For real after all i done and learned from e past relationships , i learned to weave out e 'bad guys'
but i think dis time i have found da person i always dreamed of meeting..
i have never loved anybody e way i love him and he feels da same.. when im havin a bad day he makes me laugh and i forget all about it.. i wasnt lookin for e perfect person cuz i know i would be easily bored once i found him..but i have been lookin for somebody who makes me happy and dont try n put me down just so they can shine..e last relationship i thought dats wat i was gettin then outta no where he just dropped me like i was nothin then started puttin me down.. i told myself it would b a while til i moved on 4 real and i started not 2 believe in marriage anymore then i met my new boyfriend and i looked back and realized e signs was right in my face e last time and he is so much different from anybody i ever met..we got so much in common .. he always got a way of keepin me from being stressed and somehow we always know wat each other is thinkin.

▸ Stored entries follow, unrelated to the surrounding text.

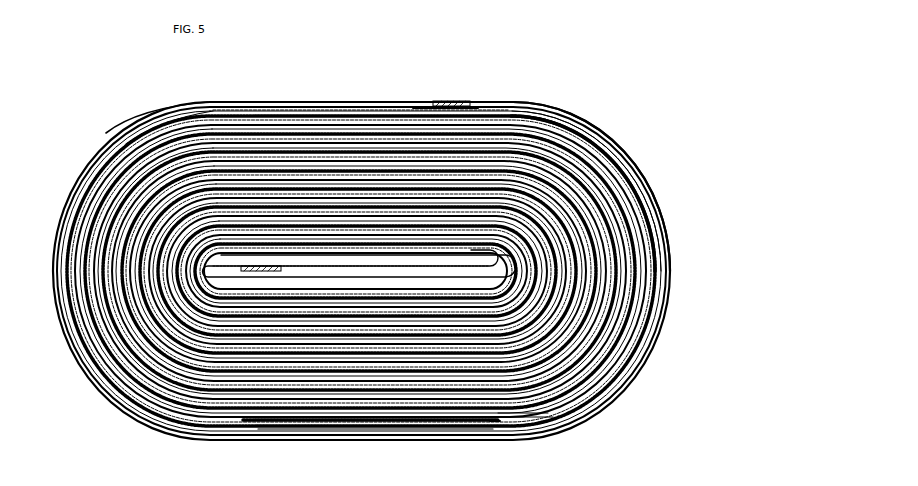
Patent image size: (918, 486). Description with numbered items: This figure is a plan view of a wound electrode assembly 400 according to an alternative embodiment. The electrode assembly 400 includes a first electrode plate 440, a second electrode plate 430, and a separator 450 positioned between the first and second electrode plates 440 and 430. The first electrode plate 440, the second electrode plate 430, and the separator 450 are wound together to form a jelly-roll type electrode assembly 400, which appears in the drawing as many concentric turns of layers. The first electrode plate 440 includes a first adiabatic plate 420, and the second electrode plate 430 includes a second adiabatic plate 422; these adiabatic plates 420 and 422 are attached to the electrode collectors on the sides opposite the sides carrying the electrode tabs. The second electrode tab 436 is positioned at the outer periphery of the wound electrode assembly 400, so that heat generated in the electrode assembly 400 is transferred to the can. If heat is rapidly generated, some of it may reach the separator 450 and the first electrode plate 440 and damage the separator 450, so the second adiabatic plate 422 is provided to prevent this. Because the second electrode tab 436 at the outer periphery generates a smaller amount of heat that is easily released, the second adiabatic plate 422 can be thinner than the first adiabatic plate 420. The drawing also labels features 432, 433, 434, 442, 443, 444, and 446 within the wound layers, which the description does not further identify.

The electrode assembly 400 is at (680, 116).
The first adiabatic plate 420 is at (255, 256).
The second adiabatic plate 422 is at (416, 97).
The second electrode plate 430 is at (200, 101).
The first electrode plate 432 is at (545, 128).
The second electrode uncoated portion 433 is at (491, 98).
The second separator 434 is at (575, 132).
The second electrode tab 436 is at (445, 92).
The first electrode plate 440 is at (520, 420).
The active material layer 442 is at (453, 416).
The electrode plate end 443 is at (513, 416).
The current collector 444 is at (353, 422).
The first electrode plate inner end 446 is at (276, 263).
The separator 450 is at (525, 93).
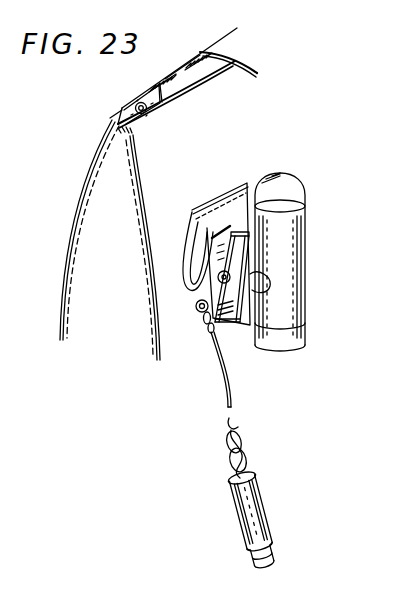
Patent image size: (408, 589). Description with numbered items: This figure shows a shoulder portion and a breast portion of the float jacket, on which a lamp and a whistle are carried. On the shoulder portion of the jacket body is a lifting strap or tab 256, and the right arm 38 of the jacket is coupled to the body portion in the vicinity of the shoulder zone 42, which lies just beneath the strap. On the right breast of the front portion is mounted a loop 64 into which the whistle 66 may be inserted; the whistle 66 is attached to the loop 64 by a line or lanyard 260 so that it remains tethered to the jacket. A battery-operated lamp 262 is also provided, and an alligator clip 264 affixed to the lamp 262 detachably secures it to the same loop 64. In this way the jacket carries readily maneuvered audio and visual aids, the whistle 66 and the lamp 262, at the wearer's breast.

The lifting strap 256 is at (203, 43).
The right arm 38 is at (72, 196).
The shoulder zone 42 is at (112, 119).
The loop 64 is at (203, 208).
The alligator clip 264 is at (240, 324).
The lamp 262 is at (305, 225).
The lanyard 260 is at (226, 393).
The whistle 66 is at (232, 517).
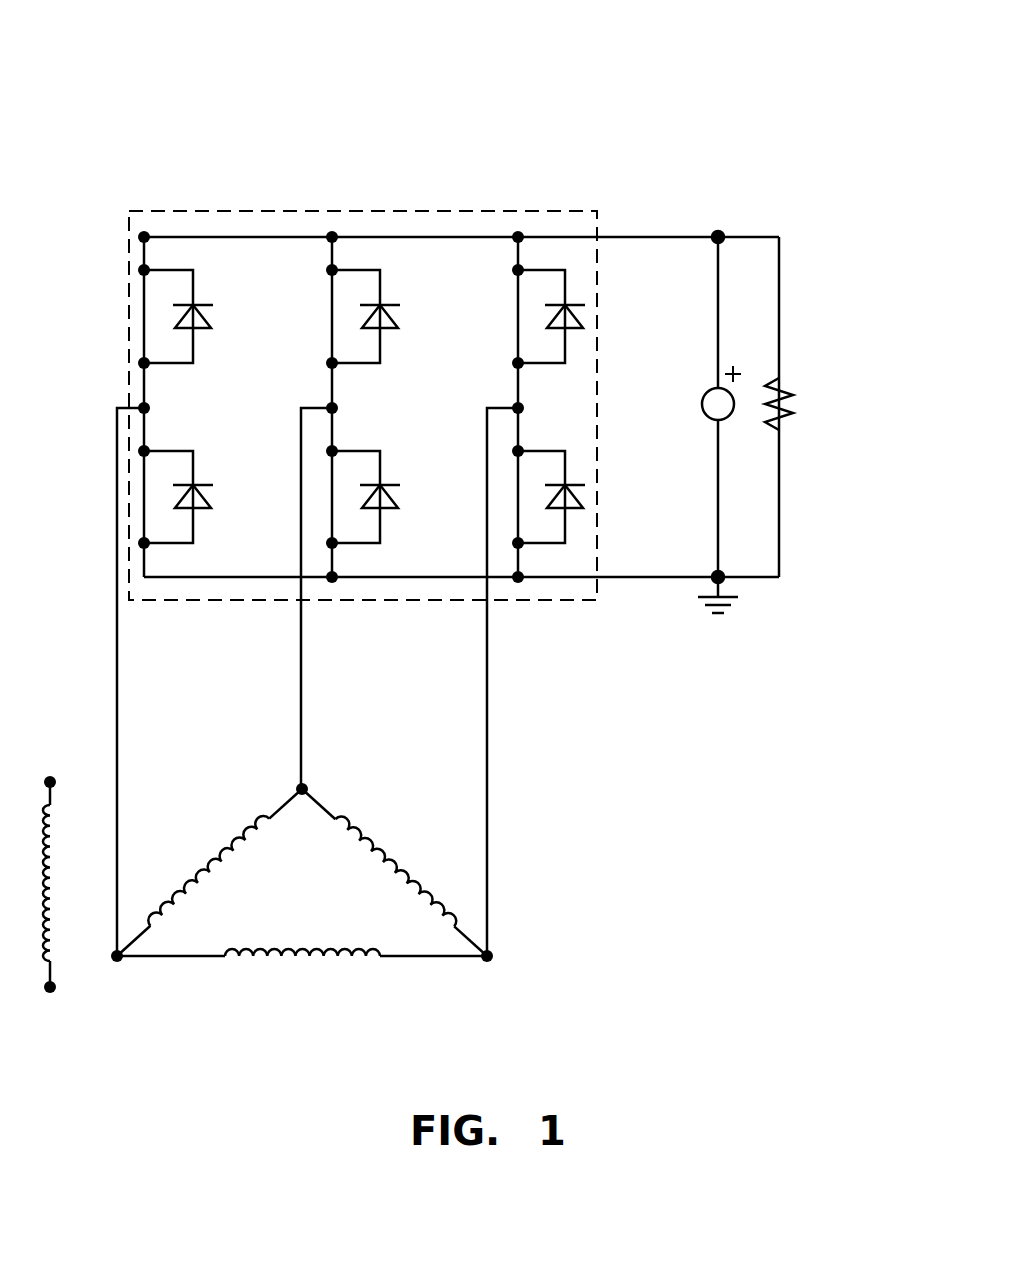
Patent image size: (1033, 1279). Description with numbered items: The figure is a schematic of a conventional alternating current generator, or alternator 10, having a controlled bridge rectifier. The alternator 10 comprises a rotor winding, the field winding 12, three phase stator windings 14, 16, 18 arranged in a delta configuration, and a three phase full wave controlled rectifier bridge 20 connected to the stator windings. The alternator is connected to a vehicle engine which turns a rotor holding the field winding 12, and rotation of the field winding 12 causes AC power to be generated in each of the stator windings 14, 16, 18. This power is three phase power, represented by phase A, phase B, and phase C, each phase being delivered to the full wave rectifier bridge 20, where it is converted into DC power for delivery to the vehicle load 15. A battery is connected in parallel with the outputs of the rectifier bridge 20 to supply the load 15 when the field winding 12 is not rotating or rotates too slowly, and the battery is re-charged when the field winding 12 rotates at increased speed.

The alternator 10 is at (608, 80).
The field winding 12 is at (53, 802).
The stator winding 14 is at (205, 873).
The vehicle load 15 is at (785, 380).
The stator winding 16 is at (400, 873).
The stator winding 18 is at (313, 960).
The full wave controlled rectifier bridge 20 is at (432, 209).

He's basically like my other half..dont get it fucked up or nothin, my baby aint soft..he just know how to treat his girl and he dont change personalities when he around his boys either..but i am so thankful dat i decided 2 talk to him cuz at first i was tryin 2 brush him off a lil bit cuz at da time i was still thinkin 2 myself how much i hate e wae guys act but somethin deep down told me 2 give it another try..n im so glad dat i did cuz now im plannin on spendin da rest of my life wit somebody i love so much who love me just e same. I feel so blessed and i thank God dat i have him in my life cuz he means everything 2 me and he knows anything he need from me.